Heryawan mengingatkan bahwa Jawa Barat merupakan propinsi yang kaya dengan potensi sumber daya ekonomi. Hal itu dibuktikan dengan kontribusi tertinggi untuk Produk Domestik Regional Bruto (PDRB) diberikan oleh tiga sektor unggulan, yaitu sektor industri pengolahan, sektor perdagangan, hotel dan restoran serta sektor pertanian, dengan kontribusi ketiganya pada tahun 2008 mencapai lebih dari 50%.

Namun, lanjut Heryawan tingkat penyerapan tenaga kerja asal Jawa Barat pada sektor unggulan tersebut masih jauh dari yang diharapkan. Akibatnya angka pengangguran terbuka di Jawa Barat pada tahun 2008 mencapai 2,26 juta orang, atau 12,08% dari total angkatan kerja Jawa Barat sebesar 18,74 juta orang. “Penyebab utamanya masih rendahnya kompetensi para pencari kerja asal Jawa Barat, sehingga tidak terserap lapangan kerja yang tersedia,” tegas Heryawan.

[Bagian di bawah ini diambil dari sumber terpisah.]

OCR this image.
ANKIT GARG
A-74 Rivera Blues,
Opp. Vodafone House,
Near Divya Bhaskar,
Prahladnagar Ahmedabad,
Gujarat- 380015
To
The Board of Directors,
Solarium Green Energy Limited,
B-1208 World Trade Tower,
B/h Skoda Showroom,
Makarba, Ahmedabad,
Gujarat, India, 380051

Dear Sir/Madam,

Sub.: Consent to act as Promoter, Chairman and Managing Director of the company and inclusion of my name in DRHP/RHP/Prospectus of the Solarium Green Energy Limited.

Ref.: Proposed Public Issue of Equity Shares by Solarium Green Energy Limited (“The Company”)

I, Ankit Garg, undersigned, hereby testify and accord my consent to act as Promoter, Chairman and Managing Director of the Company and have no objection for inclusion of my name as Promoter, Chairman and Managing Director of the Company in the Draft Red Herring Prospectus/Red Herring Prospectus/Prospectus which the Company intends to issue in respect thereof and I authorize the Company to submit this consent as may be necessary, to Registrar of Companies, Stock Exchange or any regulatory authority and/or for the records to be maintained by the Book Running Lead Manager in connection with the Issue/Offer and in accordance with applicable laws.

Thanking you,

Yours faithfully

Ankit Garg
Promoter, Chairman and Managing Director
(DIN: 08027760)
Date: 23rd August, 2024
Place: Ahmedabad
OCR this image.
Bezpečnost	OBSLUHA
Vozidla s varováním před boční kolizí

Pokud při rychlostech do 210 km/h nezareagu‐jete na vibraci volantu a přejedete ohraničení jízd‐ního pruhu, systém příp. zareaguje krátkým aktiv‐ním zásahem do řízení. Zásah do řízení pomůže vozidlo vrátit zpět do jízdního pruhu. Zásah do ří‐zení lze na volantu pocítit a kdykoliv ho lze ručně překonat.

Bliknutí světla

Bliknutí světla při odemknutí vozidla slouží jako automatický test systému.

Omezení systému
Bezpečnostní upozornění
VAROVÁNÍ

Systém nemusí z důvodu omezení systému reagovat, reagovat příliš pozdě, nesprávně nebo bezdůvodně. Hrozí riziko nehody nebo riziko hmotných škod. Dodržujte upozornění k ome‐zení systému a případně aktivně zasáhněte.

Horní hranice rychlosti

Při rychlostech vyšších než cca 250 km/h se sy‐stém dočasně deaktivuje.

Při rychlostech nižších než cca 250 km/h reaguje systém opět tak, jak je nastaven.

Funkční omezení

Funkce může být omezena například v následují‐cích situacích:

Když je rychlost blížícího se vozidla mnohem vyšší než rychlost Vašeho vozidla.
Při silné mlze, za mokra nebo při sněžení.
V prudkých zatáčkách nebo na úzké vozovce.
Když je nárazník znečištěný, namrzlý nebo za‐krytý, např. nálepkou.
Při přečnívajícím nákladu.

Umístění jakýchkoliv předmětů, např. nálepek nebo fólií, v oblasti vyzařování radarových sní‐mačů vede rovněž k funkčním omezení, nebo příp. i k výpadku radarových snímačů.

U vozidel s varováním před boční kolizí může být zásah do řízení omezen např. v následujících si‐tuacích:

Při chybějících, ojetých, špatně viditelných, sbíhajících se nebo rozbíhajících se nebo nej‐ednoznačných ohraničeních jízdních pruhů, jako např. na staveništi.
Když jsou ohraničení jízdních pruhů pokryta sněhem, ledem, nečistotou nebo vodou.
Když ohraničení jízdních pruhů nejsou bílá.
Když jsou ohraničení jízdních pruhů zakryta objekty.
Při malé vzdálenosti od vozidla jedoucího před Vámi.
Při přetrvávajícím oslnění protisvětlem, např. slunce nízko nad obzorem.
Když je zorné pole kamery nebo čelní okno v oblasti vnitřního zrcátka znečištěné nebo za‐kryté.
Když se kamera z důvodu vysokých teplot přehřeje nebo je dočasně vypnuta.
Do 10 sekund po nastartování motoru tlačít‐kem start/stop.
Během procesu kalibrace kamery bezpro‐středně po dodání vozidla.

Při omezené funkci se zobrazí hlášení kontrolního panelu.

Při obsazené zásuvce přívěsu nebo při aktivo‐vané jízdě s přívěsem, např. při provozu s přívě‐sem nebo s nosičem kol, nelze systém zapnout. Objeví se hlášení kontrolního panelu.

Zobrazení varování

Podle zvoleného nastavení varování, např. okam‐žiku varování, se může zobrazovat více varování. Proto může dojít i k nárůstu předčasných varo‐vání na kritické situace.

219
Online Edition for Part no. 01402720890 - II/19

Untuk mengantisipasi hal tersebut, selain digulirkan sejumlah program pelatihan bagi para pencari kerja. Selain itu Pemerintah Provinsi Jawa Barat melalui misi kedua, meningkatkan pembangunan ekonomi regional berbasis potensi lokal. Tentunya hal itu perlu didukung program pendidikan menengah kejuruan berbasis kompetensi dan keunggulan lokal di daerah.

“Khusus di daerah-daerah yang mempunyai keunggulan lokal dalam bidang pertanian, kelautan, industri dan pariwisata. Program pendidikan non formal ini akan difokuskan kepada anak-anak dan remaja putus sekolah karena tidak mampu, untuk bisa bekerja pada sektor informal. Sehingga diharapkan mereka dapat meningkatkan taraf hidupnya secara mandiri,” tutur Heryawan.

Seiring dengan tujuan  peningkatan sumber daya manusia Jawa Barat yang produktif dan berdaya saing. Maka, Pemprop Jabar memandang keberadaan SMK/SPP-SPMA memiliki peran dan fungsi yang sangat strategis. Tidak hanya sebagai jalur pendidikan formal juga sebagai penyedia tenaga kerja  terampil yang dibutuhkan untuk mendukung laju pembangunan daerah. Khususnya pada pengembangan pertanian tanaman pangan dan holtikultura, perikanan, peternakan dan pengembangan infrastruktur daerah.